NEW YORK -- Speaking at the New York-based Council on Foreign Relations last week, two political experts on Iran discussed the impact that Iran's postelection situation will have on its future policies at home and abroad. They were Mohsen Milani, a professor who chairs the Department of Government and International Affairs at the University of South Florida, and Suzanne Maloney, senior fellow at the Saban Center for Middle East Policy at the Brookings Institution.
"What we have seen in Iran is nothing short of a war of the Islamic Republic against the Islamic Republic itself because what we are witnessing is the struggle between two different visions for the Islamic Republic," asserted Milani.
He said the situation that Iran finds itself following the country's controversial June 12 election is the result of a combination of factors, including a split within the governing elite, major divisions among powerful factions and individuals, and public discontent on the streets.
Maloney said that hard-liners in Iran today have a greater capacity for repression than the former shah's security apparatus.
It is unlikely, she said, that there will be reconciliation between the forces backing Mahmud Ahmadinejad, whose landslide presidential victory has been fiercely disputed, and the reformist camp represented by former Prime Minister Mir Hossein Musavi, the leading reformist challenger who believes large-scale fraud led to his second-place finish to Amadinejad.
Maloney also addressed the role of Ali Akbar Hashemi Rafsanjani, a former president who backed Musavi during the elections and whose sermon at Tehran's Friday Prayers on July 17 was heavily scrutinized by both camps for signs of support.
"Surely people like Rafsanjani are going to continue to be part of this system," Maloney said, "but many of them who've been disaffected in a way that I think will be difficult for them to come back in a serious way and make peace with Ahmadinejad; participate in his government such as it is when it's reconstructed with an inauguration in August."

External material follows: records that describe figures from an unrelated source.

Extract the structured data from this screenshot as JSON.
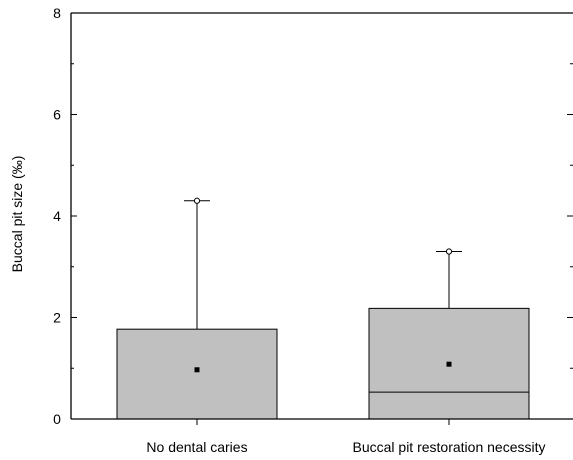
{
  "chart_data": {
    "type": "box",
    "ylabel": "Buccal pit size (‰)",
    "ylim": [
      0,
      8
    ],
    "yticks": [
      "0",
      "2",
      "4",
      "6",
      "8"
    ],
    "categories": [
      "No dental caries",
      "Buccal pit restoration necessity"
    ],
    "boxes": [
      {
        "category": "No dental caries",
        "q1": 0,
        "median": 0,
        "q3": 1.77,
        "mean": 0.97,
        "whisker_low": 0,
        "whisker_high": 4.3,
        "outliers": [
          4.3
        ]
      },
      {
        "category": "Buccal pit restoration necessity",
        "q1": 0,
        "median": 0.53,
        "q3": 2.18,
        "mean": 1.08,
        "whisker_low": 0,
        "whisker_high": 3.3,
        "outliers": [
          3.3
        ]
      }
    ],
    "box_color": "#c0c0c0",
    "grid": false
  }
}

Milani said there are fundamental differences between the scale and instruments of repression under the shah's regime and under the current establishment.

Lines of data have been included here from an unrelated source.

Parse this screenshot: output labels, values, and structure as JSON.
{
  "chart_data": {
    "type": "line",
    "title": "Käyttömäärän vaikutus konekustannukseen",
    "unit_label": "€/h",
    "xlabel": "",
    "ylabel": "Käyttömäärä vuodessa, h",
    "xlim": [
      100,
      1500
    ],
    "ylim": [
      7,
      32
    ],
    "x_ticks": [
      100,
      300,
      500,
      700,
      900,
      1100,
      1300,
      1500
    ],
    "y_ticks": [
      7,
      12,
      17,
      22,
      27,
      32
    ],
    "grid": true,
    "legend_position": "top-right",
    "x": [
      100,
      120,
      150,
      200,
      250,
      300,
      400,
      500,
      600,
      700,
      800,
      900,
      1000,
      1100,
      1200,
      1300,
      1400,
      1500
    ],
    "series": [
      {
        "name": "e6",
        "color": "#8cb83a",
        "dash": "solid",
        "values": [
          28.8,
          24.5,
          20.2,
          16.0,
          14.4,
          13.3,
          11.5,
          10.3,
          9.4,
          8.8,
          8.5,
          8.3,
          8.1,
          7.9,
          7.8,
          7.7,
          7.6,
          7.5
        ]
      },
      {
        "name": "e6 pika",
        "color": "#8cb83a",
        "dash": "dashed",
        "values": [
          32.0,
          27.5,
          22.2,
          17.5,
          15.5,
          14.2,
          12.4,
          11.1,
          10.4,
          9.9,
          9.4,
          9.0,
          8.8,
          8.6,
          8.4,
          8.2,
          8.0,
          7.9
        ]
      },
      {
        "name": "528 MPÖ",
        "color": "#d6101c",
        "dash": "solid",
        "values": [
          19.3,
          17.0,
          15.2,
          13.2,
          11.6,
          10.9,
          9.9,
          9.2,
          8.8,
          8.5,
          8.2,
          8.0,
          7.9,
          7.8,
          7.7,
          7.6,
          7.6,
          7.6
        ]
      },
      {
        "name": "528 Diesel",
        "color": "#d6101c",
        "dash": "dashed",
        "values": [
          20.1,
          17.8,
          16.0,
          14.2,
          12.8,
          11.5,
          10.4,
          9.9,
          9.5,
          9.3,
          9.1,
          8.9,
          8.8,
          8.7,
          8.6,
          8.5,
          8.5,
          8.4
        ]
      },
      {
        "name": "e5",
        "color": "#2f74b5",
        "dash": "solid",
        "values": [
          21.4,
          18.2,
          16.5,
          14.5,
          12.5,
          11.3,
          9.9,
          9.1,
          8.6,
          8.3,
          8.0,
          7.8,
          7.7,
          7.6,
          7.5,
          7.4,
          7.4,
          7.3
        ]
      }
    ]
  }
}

"The repressive capability of the Islamic Republic is significantly more than the shah ever had," Milani said. "The shah simply had the SAVAK [Intelligence Agency], but these people have the Basijis, they have the [Islamic] Revolutionary Guards, and they have their own intelligence agency. So, they do have considerable repressive capability and I don't think you have seen it all yet and, most importantly, they are willing to use it."
Maloney noted a critical difference in the command structure and the composition of the Baisji and Revolutionary Guards rank-and-file compared to that of SAVAK.
"This Islamic Republic is nowhere near collapse at this stage," Maloney said. "There are still many of us who wonder to what extent you would see the Basiji, the Revolutionary Guards willing to fire on large crowds in large numbers."
Reports by amateur journalists and Youtube videos make it evident, Maloney said, that the Basiji and Revolutionary Guards at this point are proceeding cautiously, trying to persuade protesters to dissipate peacefully and encouraging them to leave the streets.
At the same time, she said, if the unrest continues and the authorities feel threatened, they will not hesitate to issue orders for mass suppression of protests and to resort to much greater violence than we have witnessed so far.